My only wish is that these biblical texts would take it one step further, and comment on the conditions of widowhood in the first place, and demand justice for the widows whose suffering animates the stories in the first place. Certainly the Bible does this in many places; widows are part of a consistent trio of kinds of people to whom Israelites are commanded to show hospitality, alongside orphans and immigrants/foreigners. (A version of this happens in Psalm 146, in verse 9, which is also in the lectionary this week). But in these stories this week, widows’ situations are the stage upon which drama plays out, not the focus of the drama itself. Widows’ suffering is a plot engine, but it’s not necessarily an engine for reconsidering the structure of society.
As we read these stories in our own time and place, and as we interpret these texts against the background of our own reconsideration of the structure of society in the wake of an election, perhaps it is a good time for us to ask how we can use these stories to interrogate the inequalities and injustices in our own world. It might be a good time to ask how we can find stories like these—stories of people who have fallen to the bottom rung of the ladder, who are suffering and on the verge of ruin—and intervene in their suffering by working to make the world a little more just. It’s a good thing to recognize the plight of marginalized people, and it’s a good thing to imagine the ways divine favor might flow to them. But, to my mind, it’s all the better to also take the next step—to find out how and why people end up on those margins, to ask who is served by that marginality, and to build a more inclusive and just world where something like the death of a partner (or the loss of a job, or a diagnosis, or an accident, or political turmoil, or a thousand other things) isn’t the end of someone’s thriving and flourishing life.
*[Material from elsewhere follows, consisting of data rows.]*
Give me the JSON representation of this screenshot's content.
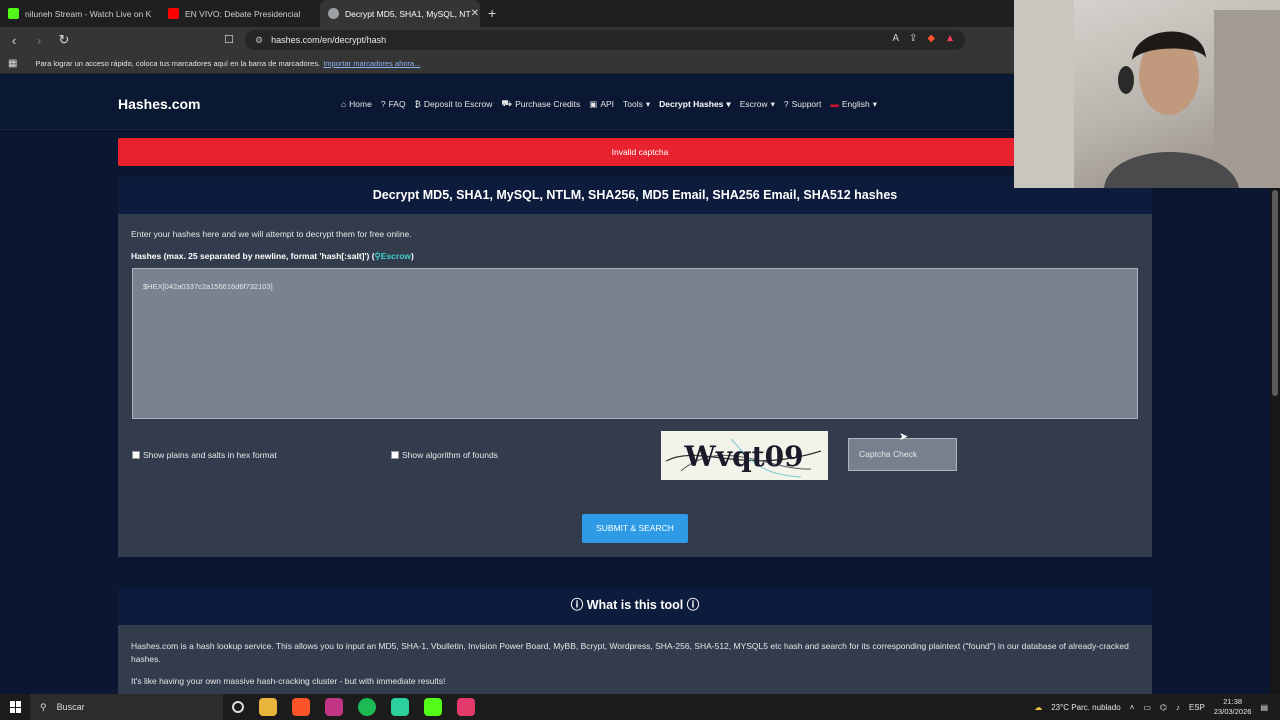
{
  "browser": {
    "tabs": [
      {
        "label": "niluneh Stream - Watch Live on K",
        "color": "#53fc18"
      },
      {
        "label": "EN VIVO: Debate Presidencial",
        "color": "#ff0000"
      },
      {
        "label": "Decrypt MD5, SHA1, MySQL, NT",
        "color": "#888888",
        "active": true
      }
    ],
    "url": "hashes.com/en/decrypt/hash",
    "bookmarks_text": "Para lograr un acceso rápido, coloca tus marcadores aquí en la barra de marcadores.",
    "bookmarks_link": "Importar marcadores ahora..."
  },
  "site": {
    "brand": "Hashes.com",
    "menu": [
      {
        "icon": "home-icon",
        "glyph": "⌂",
        "label": "Home"
      },
      {
        "icon": "question-icon",
        "glyph": "?",
        "label": "FAQ"
      },
      {
        "icon": "bitcoin-icon",
        "glyph": "₿",
        "label": "Deposit to Escrow"
      },
      {
        "icon": "cart-icon",
        "glyph": "⛟",
        "label": "Purchase Credits"
      },
      {
        "icon": "code-icon",
        "glyph": "▣",
        "label": "API"
      },
      {
        "icon": "",
        "glyph": "",
        "label": "Tools",
        "dropdown": true
      },
      {
        "icon": "",
        "glyph": "",
        "label": "Decrypt Hashes",
        "dropdown": true,
        "active": true
      },
      {
        "icon": "",
        "glyph": "",
        "label": "Escrow",
        "dropdown": true
      },
      {
        "icon": "",
        "glyph": "?",
        "label": "Support"
      },
      {
        "icon": "flag-us-icon",
        "glyph": "▬",
        "label": "English",
        "dropdown": true
      }
    ]
  },
  "alert": "Invalid captcha",
  "main": {
    "title": "Decrypt MD5, SHA1, MySQL, NTLM, SHA256, MD5 Email, SHA256 Email, SHA512 hashes",
    "intro": "Enter your hashes here and we will attempt to decrypt them for free online.",
    "hash_label": "Hashes (max. 25 separated by newline, format 'hash[:salt]') (",
    "escrow_link": "Escrow",
    "hash_value": "$HEX[042a0337c2a156616d6f732103]",
    "chk_hex": "Show plains and salts in hex format",
    "chk_algo": "Show algorithm of founds",
    "captcha_text": "Wvqt09",
    "captcha_button": "Captcha Check",
    "submit": "SUBMIT & SEARCH"
  },
  "about": {
    "title": "What is this tool",
    "p1": "Hashes.com is a hash lookup service. This allows you to input an MD5, SHA-1, Vbulletin, Invision Power Board, MyBB, Bcrypt, Wordpress, SHA-256, SHA-512, MYSQL5 etc hash and search for its corresponding plaintext (\"found\") in our database of already-cracked hashes.",
    "p2": "It's like having your own massive hash-cracking cluster - but with immediate results!"
  },
  "taskbar": {
    "search": "Buscar",
    "weather": "23°C  Parc. nublado",
    "lang": "ESP",
    "time": "21:38",
    "date": "23/03/2026"
  }
}
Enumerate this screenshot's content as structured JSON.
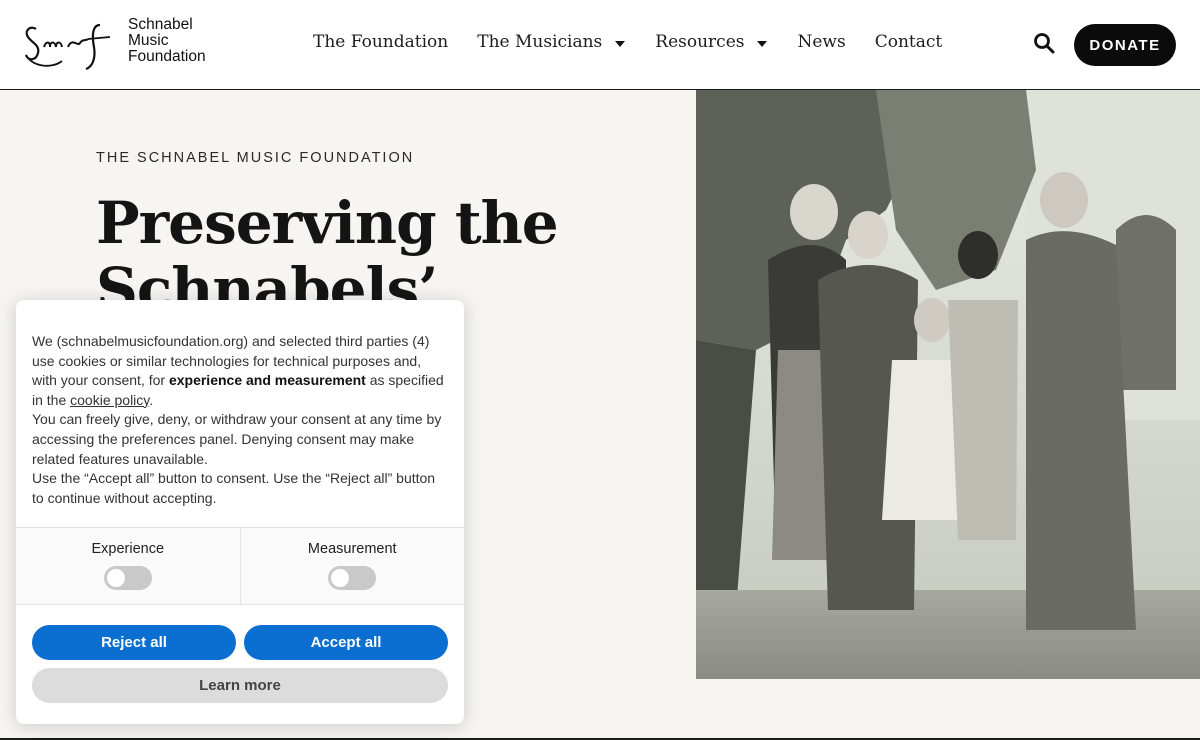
{
  "logo": {
    "lines": [
      "Schnabel",
      "Music",
      "Foundation"
    ]
  },
  "nav": [
    {
      "label": "The Foundation",
      "dropdown": false
    },
    {
      "label": "The Musicians",
      "dropdown": true
    },
    {
      "label": "Resources",
      "dropdown": true
    },
    {
      "label": "News",
      "dropdown": false
    },
    {
      "label": "Contact",
      "dropdown": false
    }
  ],
  "header": {
    "donate_label": "DONATE",
    "search_icon": "search-icon"
  },
  "hero": {
    "eyebrow": "THE SCHNABEL MUSIC FOUNDATION",
    "title": "Preserving the Schnabels’ musical"
  },
  "cookie": {
    "p1_a": "We (schnabelmusicfoundation.org) and selected third parties (4) use cookies or similar technologies for technical purposes and, with your consent, for ",
    "p1_bold": "experience and measurement",
    "p1_b": " as specified in the ",
    "p1_link": "cookie policy",
    "p1_c": ".",
    "p2": "You can freely give, deny, or withdraw your consent at any time by accessing the preferences panel. Denying consent may make related features unavailable.",
    "p3": "Use the “Accept all” button to consent. Use the “Reject all” button to continue without accepting.",
    "prefs": [
      {
        "label": "Experience",
        "enabled": false
      },
      {
        "label": "Measurement",
        "enabled": false
      }
    ],
    "reject_label": "Reject all",
    "accept_label": "Accept all",
    "learn_label": "Learn more"
  },
  "colors": {
    "accent": "#0a6fd0",
    "donate_bg": "#0b0b0b",
    "page_bg": "#f6f5f1"
  }
}
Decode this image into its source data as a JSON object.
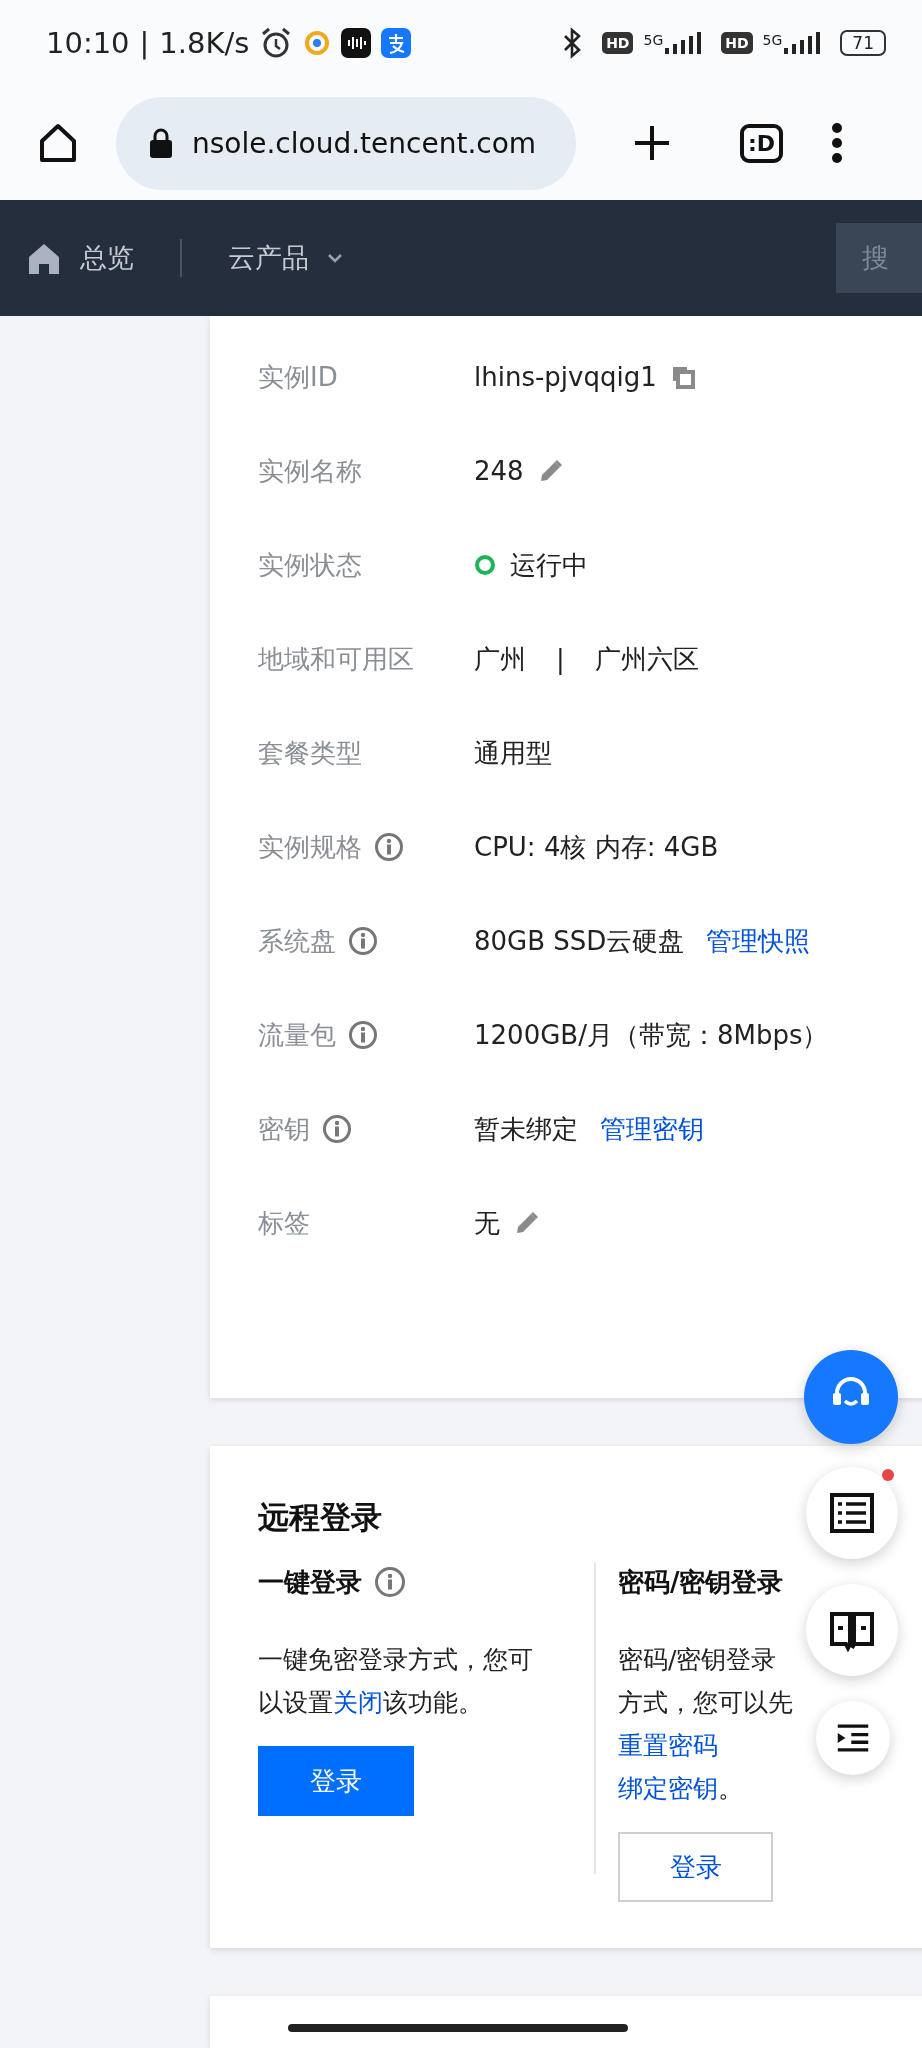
{
  "status_bar": {
    "time": "10:10",
    "separator": "|",
    "speed": "1.8K/s",
    "network": [
      {
        "hd": "HD",
        "type": "5G"
      },
      {
        "hd": "HD",
        "type": "5G"
      }
    ],
    "battery": "71"
  },
  "browser": {
    "url": "nsole.cloud.tencent.com",
    "tabs_button": ":D"
  },
  "nav": {
    "items": [
      {
        "label": "总览",
        "kind": "home"
      },
      {
        "label": "云产品",
        "kind": "dropdown"
      }
    ],
    "search": {
      "placeholder": "搜"
    }
  },
  "instance_info": {
    "rows": [
      {
        "label": "实例ID",
        "value": "lhins-pjvqqig1",
        "info": false,
        "copyable": true,
        "editable": false
      },
      {
        "label": "实例名称",
        "value": "248",
        "info": false,
        "copyable": false,
        "editable": true
      },
      {
        "label": "实例状态",
        "value": "运行中",
        "info": false,
        "copyable": false,
        "editable": false,
        "kind": "status",
        "color": "#1db45a"
      },
      {
        "label": "地域和可用区",
        "value": "广州",
        "separator": "|",
        "value_2": "广州六区",
        "info": false,
        "copyable": false,
        "editable": false
      },
      {
        "label": "套餐类型",
        "value": "通用型",
        "info": false,
        "copyable": false,
        "editable": false
      },
      {
        "label": "实例规格",
        "value": "CPU: 4核 内存: 4GB",
        "info": true,
        "copyable": false,
        "editable": false
      },
      {
        "label": "系统盘",
        "value": "80GB SSD云硬盘",
        "link": "管理快照",
        "info": true,
        "copyable": false,
        "editable": false
      },
      {
        "label": "流量包",
        "value": "1200GB/月（带宽：8Mbps）",
        "info": true,
        "copyable": false,
        "editable": false
      },
      {
        "label": "密钥",
        "value": "暂未绑定",
        "link": "管理密钥",
        "info": true,
        "copyable": false,
        "editable": false
      },
      {
        "label": "标签",
        "value": "无",
        "info": false,
        "copyable": false,
        "editable": true
      }
    ]
  },
  "remote_login": {
    "title": "远程登录",
    "columns": [
      {
        "title": "一键登录",
        "info": true,
        "description": [
          {
            "kind": "text",
            "text": "一键免密登录方式，您可以设置"
          },
          {
            "kind": "link",
            "text": "关闭"
          },
          {
            "kind": "text",
            "text": "该功能。"
          }
        ],
        "button": {
          "label": "登录",
          "kind": "primary"
        }
      },
      {
        "title": "密码/密钥登录",
        "info": false,
        "description": [
          {
            "kind": "text",
            "text": "密码/密钥登录方式，您可以先 "
          },
          {
            "kind": "link",
            "text": "重置密码"
          },
          {
            "kind": "break"
          },
          {
            "kind": "link",
            "text": "绑定密钥"
          },
          {
            "kind": "text",
            "text": "。"
          }
        ],
        "button": {
          "label": "登录",
          "kind": "secondary"
        }
      }
    ]
  },
  "floating_buttons": [
    {
      "kind": "support",
      "badge": false
    },
    {
      "kind": "list",
      "badge": true
    },
    {
      "kind": "book",
      "badge": false
    },
    {
      "kind": "indent",
      "badge": false
    }
  ]
}
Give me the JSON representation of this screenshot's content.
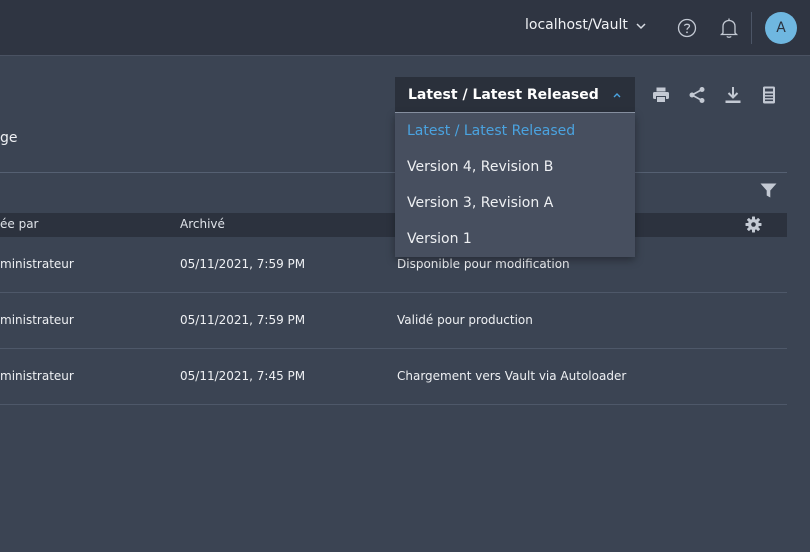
{
  "header": {
    "server_label": "localhost/Vault",
    "avatar_initial": "A"
  },
  "toolbar": {
    "version_selected": "Latest / Latest Released",
    "version_options": [
      "Latest / Latest Released",
      "Version 4, Revision B",
      "Version 3, Revision A",
      "Version 1"
    ],
    "icons": [
      "print-icon",
      "share-icon",
      "download-icon",
      "calculator-icon"
    ]
  },
  "tab": {
    "label": "ge"
  },
  "table": {
    "columns": [
      "ée par",
      "Archivé",
      ""
    ],
    "rows": [
      [
        "ministrateur",
        "05/11/2021, 7:59 PM",
        "Disponible pour modification"
      ],
      [
        "ministrateur",
        "05/11/2021, 7:59 PM",
        "Validé pour production"
      ],
      [
        "ministrateur",
        "05/11/2021, 7:45 PM",
        "Chargement vers Vault via Autoloader"
      ]
    ]
  },
  "colors": {
    "background": "#3b4453",
    "topbar": "#2f3542",
    "accent": "#4aa3e0",
    "avatar": "#6fb7e0"
  }
}
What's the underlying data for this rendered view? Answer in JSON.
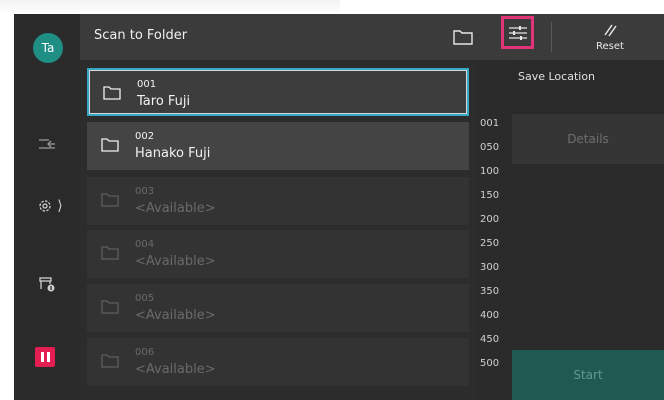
{
  "header": {
    "title": "Scan to Folder",
    "reset_label": "Reset"
  },
  "user": {
    "initials": "Ta"
  },
  "folders": [
    {
      "number": "001",
      "name": "Taro Fuji",
      "state": "selected"
    },
    {
      "number": "002",
      "name": "Hanako Fuji",
      "state": "filled"
    },
    {
      "number": "003",
      "name": "<Available>",
      "state": "empty"
    },
    {
      "number": "004",
      "name": "<Available>",
      "state": "empty"
    },
    {
      "number": "005",
      "name": "<Available>",
      "state": "empty"
    },
    {
      "number": "006",
      "name": "<Available>",
      "state": "empty"
    }
  ],
  "index_labels": [
    "001",
    "050",
    "100",
    "150",
    "200",
    "250",
    "300",
    "350",
    "400",
    "450",
    "500"
  ],
  "panel": {
    "save_location_label": "Save Location",
    "details_label": "Details",
    "start_label": "Start"
  },
  "colors": {
    "accent_teal": "#1f8f86",
    "selection_border": "#36a7c4",
    "highlight_pink": "#e3347a",
    "pause_red": "#e41e52"
  },
  "icons": {
    "header_folder": "folder-icon",
    "filter": "filter-sliders-icon",
    "reset": "reset-icon",
    "rail_1": "sign-in-icon",
    "rail_2": "settings-gear-icon",
    "rail_3": "device-info-icon",
    "rail_4": "pause-icon"
  }
}
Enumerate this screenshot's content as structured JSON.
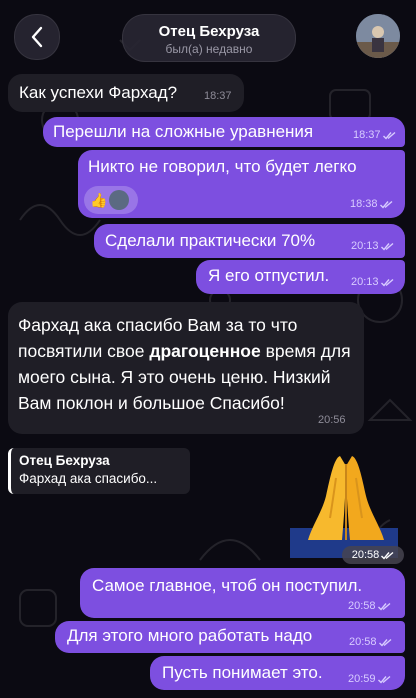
{
  "header": {
    "title": "Отец Бехруза",
    "status": "был(а) недавно"
  },
  "messages": [
    {
      "text": "Как успехи Фархад?",
      "time": "18:37",
      "dir": "in"
    },
    {
      "text": "Перешли на сложные уравнения",
      "time": "18:37",
      "dir": "out"
    },
    {
      "text": "Никто не говорил, что будет легко",
      "time": "18:38",
      "dir": "out",
      "reaction": "👍"
    },
    {
      "text": "Сделали практически 70%",
      "time": "20:13",
      "dir": "out"
    },
    {
      "text": "Я его отпустил.",
      "time": "20:13",
      "dir": "out"
    },
    {
      "text_before": "Фархад ака спасибо Вам за то что посвятили свое ",
      "text_bold": "драгоценное",
      "text_after": " время для моего сына. Я это очень ценю. Низкий Вам поклон и большое Спасибо!",
      "time": "20:56",
      "dir": "in"
    },
    {
      "reply_author": "Отец Бехруза",
      "reply_text": "Фархад ака спасибо...",
      "sticker": "🙏",
      "time": "20:58",
      "dir": "out"
    },
    {
      "text": "Самое главное, чтоб он поступил.",
      "time": "20:58",
      "dir": "out"
    },
    {
      "text": "Для этого много работать надо",
      "time": "20:58",
      "dir": "out"
    },
    {
      "text": "Пусть понимает это.",
      "time": "20:59",
      "dir": "out"
    }
  ],
  "icons": {
    "back": "chevron-left-icon",
    "read": "double-check-icon"
  },
  "colors": {
    "outgoing": "#7d4fe0",
    "incoming": "#1f1e26",
    "background": "#0b0a12"
  }
}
It seems to me that almost every story in the Bible is incomplete (except, possibly, the crazy quilt that is Job) in many and various ways, some which you described here. Maybe we need to "fill in the blanks" ourselves to help us more fully understand.
Even if we interrogate economic injustice (and gender injustice, here), we still are confronted with the injustice of Nature: one child lives, another dies. A flood washes away one town, spares another. One sex is given the risks and vulnerabilities of childbearing; the other isn’t. We can’t get away from confronting the cruelty to the point of malice (from our human POV) in the very design. We can ameliorate it with laws, science, kindness. But isn’t that a human face of the heresy that the Son comes to save us from the Father? (Not that we should *stop* our efforts!) I have zero answers. Good homily!